Ana Carolina Cordilha
Systems of social provision are undergoing a silent revolution in financing mechanisms with detrimental impacts on social justice. Historically, social services and infrastructure were funded directly by public revenues from taxes and contributions. However, this model no longer holds entirely true; in the era of financialized capitalism, governments are increasingly inclined to bring in money from the financial sector to finance social provision, while taxpayer money pays for the costs of this intermediation. This appears through an ever-growing number of instruments. In this process, the interests of financial players can be placed above those of citizens, in ways that are often hidden from the public eye.
This crucial yet overlooked change in the financing of social provision is steered by the growing power of finance over the economy and society in the neoliberal period. The conventional concepts used in the analysis of neoliberal reforms – such as privatisation, commodification, and commercialisation – seem no longer sufficient to fully grasp the nature of such changes.
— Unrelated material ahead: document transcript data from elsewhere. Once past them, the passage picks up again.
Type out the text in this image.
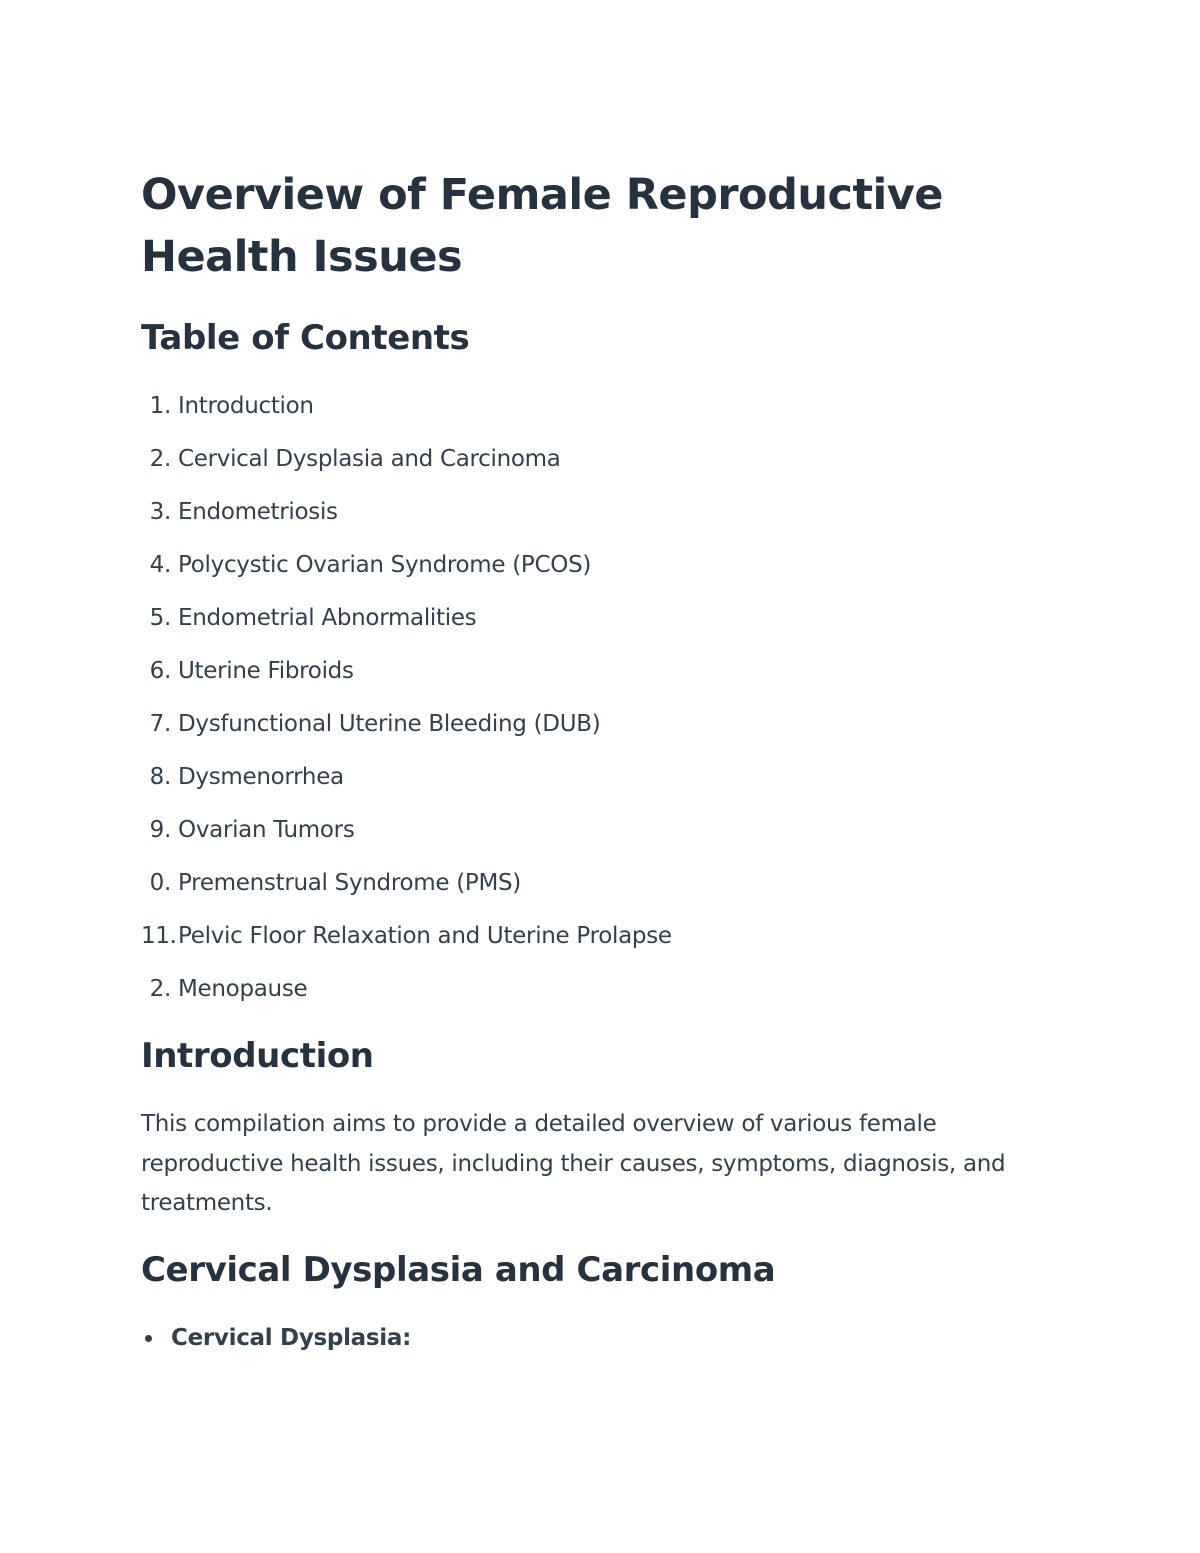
Overview of Female Reproductive Health Issues
Table of Contents
1. Introduction
2. Cervical Dysplasia and Carcinoma
3. Endometriosis
4. Polycystic Ovarian Syndrome (PCOS)
5. Endometrial Abnormalities
6. Uterine Fibroids
7. Dysfunctional Uterine Bleeding (DUB)
8. Dysmenorrhea
9. Ovarian Tumors
0. Premenstrual Syndrome (PMS)
11. Pelvic Floor Relaxation and Uterine Prolapse
2. Menopause
Introduction

This compilation aims to provide a detailed overview of various female reproductive health issues, including their causes, symptoms, diagnosis, and treatments.

Cervical Dysplasia and Carcinoma
Cervical Dysplasia:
Take the usual notion of privatisation, for example. This term was coined decades ago to describe the incorporation of practices and actors from the private non-financial sector into public structures of management, financing, and provision. This means, broadly speaking, private providers of goods and services – in the case of health care, it may include private hospitals, clinics, or care providers. Today, however, a large share of the actors driving and benefitting from reforms in social provision are private providers of money, such as banks, investment funds, and foreign investors. And this is where the concepts of financialisation can come in handy.
Financialisation in social provision can be understood as the incorporation of practices and actors from the financial sector into public structures. By looking at social reforms from these lenses, we can better grasp the specific narratives, actors, instruments, and policies driving part of recent changes in social provision. This does not mean that other processes (like privatisation), have lost their importance, but rather that there is another layer of complexity involved in liberal reforms today. The process of financialisation, for example, continue at full speed, now fuelled by financialization.
The case of the French social security system is quite telling about the financialization of social provision. Social security in France is a large structure that comprises the public pension system, the public health care system, and the welfare system (which provides housing and family benefits, among others). In 1996, the French government set up a public financial agency responsible for transforming the social security debt into a financial debt to be refinanced in international financial markets. In rough terms, since then, the social security system issues debt securities in foreign markets through a third-party agency. This move allows the system to raise revenues from (mostly foreign) investors. The agency uses the revenues to pay off the “social debt.” But now social security has another type of debt – the one owed to the investors, who are entitled to be reimbursed with interests when the securities arrive to maturity. To pay for this debt against financial investors, the French government collects revenues from taxpayer money and from a public pension fund – money that, before, was largely unavailable to finance the social provision. In 2017, the amount of interests paid by Social Security to financial investors and banks in order to keep up with this scheme was equal to the so-called “social security deficit” of that year. Since 1996, social security paid €87 billion in these forms of financial charges (in real prices of 2022).
This is of course not exclusive from France: there are many other examples of how public systems are resorting into financial markets and institutions to bypass austerity constraints and address governance challenges. England, Canada, Italy, and Brazil are only some of the examples we can come up with.
By bringing financialisation into this analysis, we can better examine the forces at play in neoliberal reforms in social provision, and how the latter is being reshaped in ways that support the expansion of the financial sector and the accumulation of financial capital.
Financialisation in social provision undermines transparency, democratic participation, and solidarity principles, to name a few. The complexity and opacity of the financial system play a major role in explaining these challenges. The destination of the reimbursements later on is largely unknown, although it is evident that they benefit mainly those at the top end of the income distribution. This lack of transparency prevents the proper assessment of how these strategies can affect the quantity and quality of services rendered to the population. But the mounting challenges and deteriorating state of several aspects of social provision in the last decades seem to corroborate the hypothesis that financial investors and institutions have benefitted from current reforms more than the average citizen.
In light of the fact that austerity policies, market-friendly government agendas, and the growing power of financial actors are common trends in several countries, the financialisation of social provision represents thus a crucial avenue of research in social sector reforms.